Brett and I came across a bottle of Mae Ploy sweet chilli sauce at the grocery store recently and were immediately whisked back to our college days. Brett and his roommates always had a giant bottle of the good stuff and a family size bag of frozen potstickers on hand. I can't even count how many times we ate potstickers for dinner. It wasn't until several years after college that we realized how unhealthy frozen potstickers are with exorbitant amounts of sodium and sometimes fat. So we decided if we were going to ever have them again, we would make our own. Several years after that, we've finally gotten around to doing it.
A quick search on the Food Network's website gave us a
recipe and we set to work. We have honestly never bought Napa cabbage before. I actually had to ask the produce guy just to be sure I had the right thing! I chopped up an entire mixing bowl full! I also chopped up some green onion that we had on hand (instead of leeks), some garlic, and some ginger, and I grated a handful of baby carrots.
Next I got to cooking. Unfortunately I didn't read the directions closely enough and ended up cooking the filling in three tablespoons of oil instead of two. The third tablespoon was supposed to be saved for cooking the potstickers in once they've been assembled. Oops. So our filling was a touch oily, but it tasted OK.

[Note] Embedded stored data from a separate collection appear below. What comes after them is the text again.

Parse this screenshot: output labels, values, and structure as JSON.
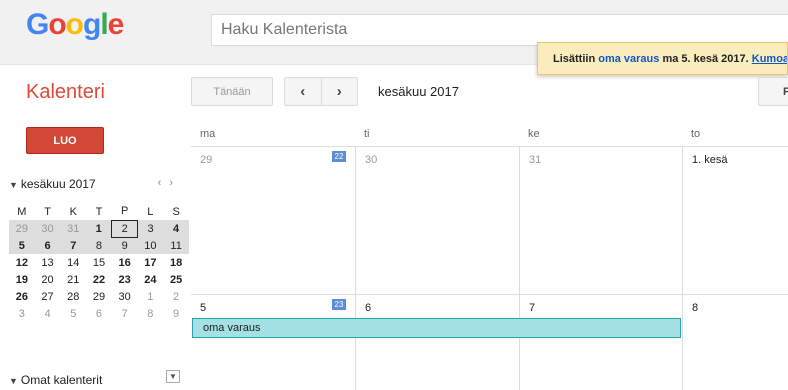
{
  "header": {
    "logo": [
      "G",
      "o",
      "o",
      "g",
      "l",
      "e"
    ],
    "search_placeholder": "Haku Kalenterista"
  },
  "notification": {
    "prefix": "Lisättiin ",
    "event_link": "oma varaus",
    "suffix": " ma 5. kesä 2017. ",
    "undo": "Kumoa"
  },
  "toolbar": {
    "app_title": "Kalenteri",
    "today": "Tänään",
    "prev": "‹",
    "next": "›",
    "date_range": "kesäkuu 2017",
    "right_btn": "P"
  },
  "create_button": "LUO",
  "mini_calendar": {
    "month": "kesäkuu 2017",
    "weekdays": [
      "M",
      "T",
      "K",
      "T",
      "P",
      "L",
      "S"
    ],
    "weeks": [
      [
        "29",
        "30",
        "31",
        "1",
        "2",
        "3",
        "4"
      ],
      [
        "5",
        "6",
        "7",
        "8",
        "9",
        "10",
        "11"
      ],
      [
        "12",
        "13",
        "14",
        "15",
        "16",
        "17",
        "18"
      ],
      [
        "19",
        "20",
        "21",
        "22",
        "23",
        "24",
        "25"
      ],
      [
        "26",
        "27",
        "28",
        "29",
        "30",
        "1",
        "2"
      ],
      [
        "3",
        "4",
        "5",
        "6",
        "7",
        "8",
        "9"
      ]
    ]
  },
  "sidebar": {
    "own_calendars": "Omat kalenterit"
  },
  "main_grid": {
    "days": [
      "ma",
      "ti",
      "ke",
      "to"
    ],
    "week1": {
      "week_number": "22",
      "dates": [
        "29",
        "30",
        "31",
        "1. kesä"
      ]
    },
    "week2": {
      "week_number": "23",
      "dates": [
        "5",
        "6",
        "7",
        "8"
      ]
    },
    "event": "oma varaus"
  },
  "colors": {
    "accent_red": "#dd4b39",
    "create_button": "#d14836",
    "event_bg": "#a4e1e4",
    "event_border": "#2ba3a8",
    "week_badge": "#5a8ed6",
    "notification_bg": "#f9edbe"
  }
}
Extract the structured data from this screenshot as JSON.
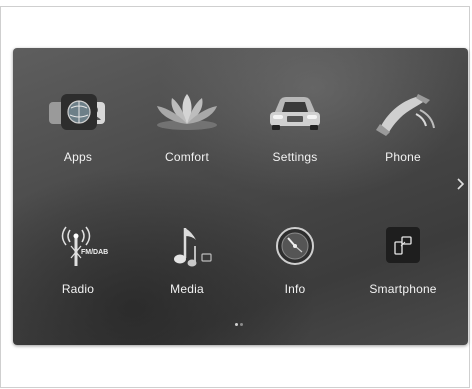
{
  "home_screen": {
    "apps": [
      {
        "label": "Apps",
        "icon": "apps-icon"
      },
      {
        "label": "Comfort",
        "icon": "lotus-icon"
      },
      {
        "label": "Settings",
        "icon": "car-icon"
      },
      {
        "label": "Phone",
        "icon": "phone-handset-icon"
      },
      {
        "label": "Radio",
        "icon": "radio-antenna-icon",
        "icon_caption": "FM/DAB"
      },
      {
        "label": "Media",
        "icon": "music-note-icon"
      },
      {
        "label": "Info",
        "icon": "info-dial-icon"
      },
      {
        "label": "Smartphone",
        "icon": "smartphone-icon"
      }
    ],
    "pager": {
      "pages": 2,
      "current": 1
    }
  }
}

In addition to the cabbage, green onions, garlic, ginger, and oil I added rice wine vinegar and soy sauce. The carrots go in once everything is all cooked down and off the heat.
Then the fun part starts. We laid out a whole bunch of won ton wrappers, got a little bowl of water and a fork ready, and started spooning the filling onto the center. We wet a finger with water and trace around the edge, fold the wrapper over the filling, and then seal it all up with a fork. With two people working, this job actually goes pretty quickly.

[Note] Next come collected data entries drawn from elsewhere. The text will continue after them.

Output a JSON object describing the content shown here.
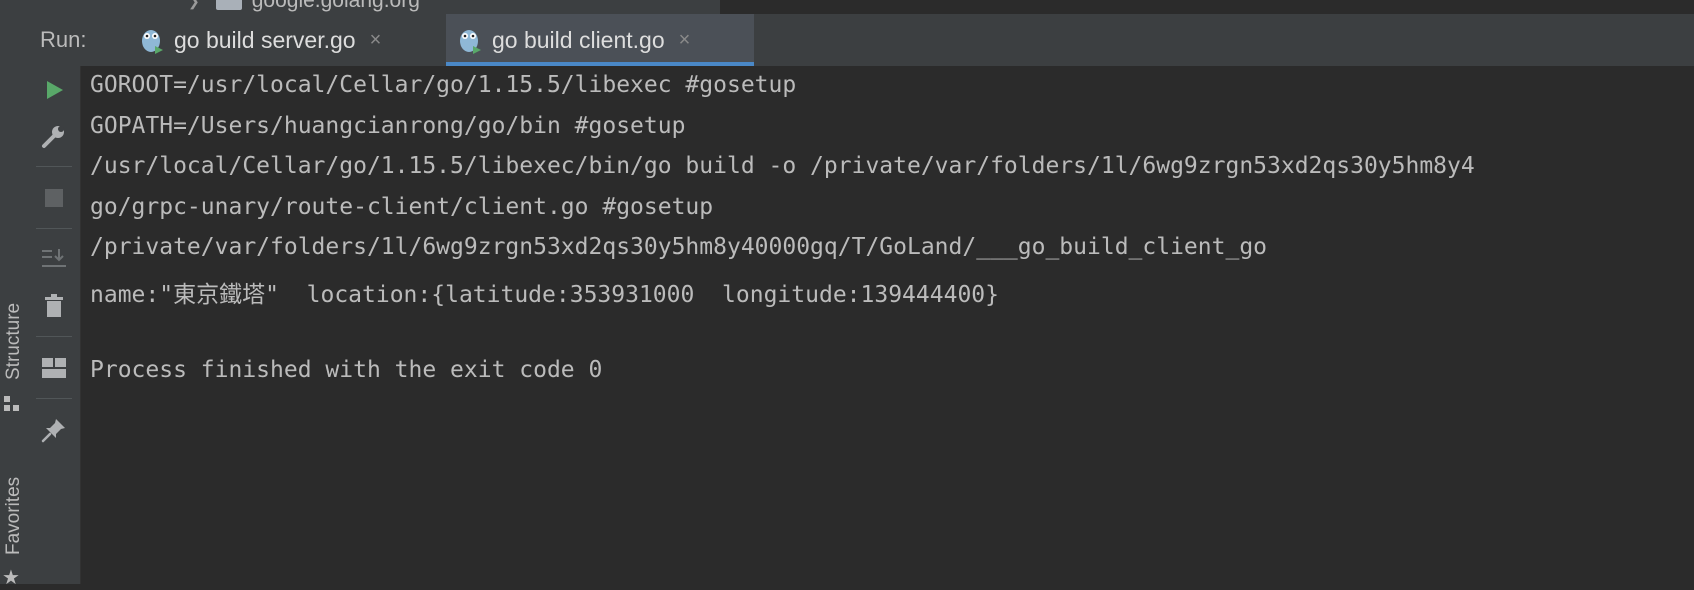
{
  "project_tree": {
    "folder_label": "google.golang.org"
  },
  "run_panel": {
    "label": "Run:",
    "tabs": [
      {
        "label": "go build server.go",
        "close": "×",
        "active": false
      },
      {
        "label": "go build client.go",
        "close": "×",
        "active": true
      }
    ]
  },
  "side_tabs": {
    "structure": "Structure",
    "favorites": "Favorites"
  },
  "console": {
    "lines": [
      "GOROOT=/usr/local/Cellar/go/1.15.5/libexec #gosetup",
      "GOPATH=/Users/huangcianrong/go/bin #gosetup",
      "/usr/local/Cellar/go/1.15.5/libexec/bin/go build -o /private/var/folders/1l/6wg9zrgn53xd2qs30y5hm8y4",
      "go/grpc-unary/route-client/client.go #gosetup",
      "/private/var/folders/1l/6wg9zrgn53xd2qs30y5hm8y40000gq/T/GoLand/___go_build_client_go",
      "name:\"東京鐵塔\"  location:{latitude:353931000  longitude:139444400}",
      "",
      "Process finished with the exit code 0"
    ]
  },
  "colors": {
    "panel_bg": "#3c3f41",
    "console_bg": "#2b2b2b",
    "text": "#bbbbbb",
    "run_green": "#59a869",
    "active_tab_accent": "#4a88c7"
  },
  "icons": {
    "tab_icon": "gopher-icon",
    "tools": [
      "rerun-icon",
      "wrench-icon",
      "stop-icon",
      "scroll-to-end-icon",
      "trash-icon",
      "layout-icon",
      "pin-icon"
    ]
  }
}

In college, the method we used to cook potstickers was pour a little water in the frying pan, cover them, and when the water had evaporated off, add a little oil and crisp up the outsides. This recipe, perhaps because the potstickers were fresh and not frozen, recommended the opposite. Fry them in oil first, then add the water and cover.
They turned out quite beautifully actually. I was a little impressed with my own handiwork.
They tasted good too. They were little bit oily (entirely my fault) and a little bit vinegar-y, so we may play around with different fillings in the future. If any of you have any recommendations, I'm happy to hear them. And, of course, the sweet chili sauce was just as good as I remembered. There will definitely be more homemade potstickers in our future.